Major League Baseball’s decision to reject the proposed $3 billion deal between the Dodgers and Fox TV may have some in L.A. rejoicing that the end of the McCourt’s reign as Dodger owners is finally come to an end. Not so fast – the celebration may very well be premature. Baseball has long been run under the premise that the Commissioner can essentially do whatever he wants under the premise of “the best interests of the game.” And so far, the Commissioner is pretty much undefeated.
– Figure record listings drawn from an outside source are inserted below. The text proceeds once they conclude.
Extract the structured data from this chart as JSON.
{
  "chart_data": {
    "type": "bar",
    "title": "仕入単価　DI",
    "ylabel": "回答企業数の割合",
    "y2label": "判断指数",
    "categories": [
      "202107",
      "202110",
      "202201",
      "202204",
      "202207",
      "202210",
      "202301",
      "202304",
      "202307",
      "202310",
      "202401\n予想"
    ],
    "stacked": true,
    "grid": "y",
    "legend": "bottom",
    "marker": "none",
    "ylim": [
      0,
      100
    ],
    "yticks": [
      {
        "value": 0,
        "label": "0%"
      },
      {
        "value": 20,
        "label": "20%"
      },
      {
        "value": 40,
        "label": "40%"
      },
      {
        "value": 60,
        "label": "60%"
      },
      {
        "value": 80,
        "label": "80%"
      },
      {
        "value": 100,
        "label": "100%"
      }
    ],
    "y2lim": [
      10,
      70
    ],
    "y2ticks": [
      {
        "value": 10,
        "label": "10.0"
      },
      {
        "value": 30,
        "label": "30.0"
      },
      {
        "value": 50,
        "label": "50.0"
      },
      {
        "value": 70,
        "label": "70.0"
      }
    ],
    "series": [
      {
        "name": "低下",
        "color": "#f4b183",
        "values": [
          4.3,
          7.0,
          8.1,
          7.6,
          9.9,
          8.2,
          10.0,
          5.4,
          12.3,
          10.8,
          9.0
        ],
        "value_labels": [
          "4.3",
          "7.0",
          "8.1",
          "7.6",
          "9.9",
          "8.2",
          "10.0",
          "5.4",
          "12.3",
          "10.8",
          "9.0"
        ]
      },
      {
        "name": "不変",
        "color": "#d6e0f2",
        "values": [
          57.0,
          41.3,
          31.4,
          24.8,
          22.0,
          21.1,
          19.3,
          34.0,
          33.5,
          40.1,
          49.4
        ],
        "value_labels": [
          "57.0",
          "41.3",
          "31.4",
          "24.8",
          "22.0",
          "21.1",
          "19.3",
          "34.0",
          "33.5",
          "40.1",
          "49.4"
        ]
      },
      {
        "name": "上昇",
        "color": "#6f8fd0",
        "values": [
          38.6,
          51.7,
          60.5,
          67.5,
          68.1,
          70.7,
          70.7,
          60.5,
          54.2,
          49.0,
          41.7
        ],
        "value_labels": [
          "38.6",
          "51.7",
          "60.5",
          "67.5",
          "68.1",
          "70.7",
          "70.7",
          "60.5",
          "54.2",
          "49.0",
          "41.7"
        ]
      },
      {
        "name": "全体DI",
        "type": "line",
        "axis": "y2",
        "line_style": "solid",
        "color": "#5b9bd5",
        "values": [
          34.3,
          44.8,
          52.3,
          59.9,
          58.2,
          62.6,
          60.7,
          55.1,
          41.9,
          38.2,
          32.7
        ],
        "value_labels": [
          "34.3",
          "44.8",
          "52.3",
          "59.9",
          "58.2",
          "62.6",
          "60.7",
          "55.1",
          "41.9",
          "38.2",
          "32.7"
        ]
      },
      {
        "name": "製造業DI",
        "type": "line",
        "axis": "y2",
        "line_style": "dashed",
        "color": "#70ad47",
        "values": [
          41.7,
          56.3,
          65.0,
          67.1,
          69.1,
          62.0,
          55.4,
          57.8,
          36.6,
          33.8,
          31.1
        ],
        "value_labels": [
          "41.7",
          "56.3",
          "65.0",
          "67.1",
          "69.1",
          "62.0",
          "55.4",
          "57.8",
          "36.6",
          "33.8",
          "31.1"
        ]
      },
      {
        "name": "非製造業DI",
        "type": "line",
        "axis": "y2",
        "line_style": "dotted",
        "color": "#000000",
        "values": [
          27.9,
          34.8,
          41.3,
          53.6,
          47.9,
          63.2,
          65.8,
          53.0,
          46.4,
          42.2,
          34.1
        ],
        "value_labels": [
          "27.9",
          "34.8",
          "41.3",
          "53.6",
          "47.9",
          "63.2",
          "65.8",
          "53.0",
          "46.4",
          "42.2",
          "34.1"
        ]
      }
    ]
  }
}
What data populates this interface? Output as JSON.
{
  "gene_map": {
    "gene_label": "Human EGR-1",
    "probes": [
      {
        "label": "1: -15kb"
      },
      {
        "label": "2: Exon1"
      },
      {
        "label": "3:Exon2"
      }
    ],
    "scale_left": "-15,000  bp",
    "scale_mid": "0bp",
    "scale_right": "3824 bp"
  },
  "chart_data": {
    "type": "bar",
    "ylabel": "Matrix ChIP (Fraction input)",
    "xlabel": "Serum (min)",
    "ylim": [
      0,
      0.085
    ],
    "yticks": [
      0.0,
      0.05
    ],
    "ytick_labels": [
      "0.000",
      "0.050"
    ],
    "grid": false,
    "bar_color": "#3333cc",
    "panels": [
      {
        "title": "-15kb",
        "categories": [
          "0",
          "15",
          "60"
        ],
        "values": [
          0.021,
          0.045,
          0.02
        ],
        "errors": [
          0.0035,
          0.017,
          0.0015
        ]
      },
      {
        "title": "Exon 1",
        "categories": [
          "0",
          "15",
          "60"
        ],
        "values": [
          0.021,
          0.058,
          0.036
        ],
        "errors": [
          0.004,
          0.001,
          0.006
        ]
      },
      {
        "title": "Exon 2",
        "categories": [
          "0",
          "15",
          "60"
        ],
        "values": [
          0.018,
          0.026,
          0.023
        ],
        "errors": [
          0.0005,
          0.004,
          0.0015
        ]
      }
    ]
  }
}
But the McCourts/Dodger ownership issue presents a very different type of deal situation. The McCourts bought the Dodgers under a heavily leveraged deal, but one that MLB signed off on. They negotiated a TV contract with FOX that appears to have been done in good faith and for a reasonably fair price. Now MLB steps in and says we don’t trust you with the money, even though we let you buy the franchise, and we are not going to let you broker a TV deal that might benefit you personally even if it also benefits the team. The inevitable lawsuit has almost certainly already been drawn up by McCourt’s lawyers. There is no way to know how this one is going to end but one safe prediction is that it will drag out even longer than the baseball playoffs.

What is most confusing about this whole affair is why it ever came to this point. When the McCourts first began to contemplate divorce, surely they went and consulted with their respective divorce attorneys before blowing this thing up. Why in God’s name would they not have just realized that before they ever went public or ever set foot in a courtroom they needed to get their financial ducks in a row. Work out the Fox deal first, then announce the split. A cynic would say that the family law attorneys were more than happy to jump into court and start the billing cycle. But as a lawyer, I would hope that at some point some lawyer advised them just to separate, travel for awhile, keep their mouths shut and let the Dodgers get on firm ground or they were going to lose everything.

Sadly, that’s not always the way family law works. Over an over we see a slash and burn strategy that is mainly designed to slash and burn the client’s bank accounts. It is a strategy that plays into the clients anger but is it really in their best interests?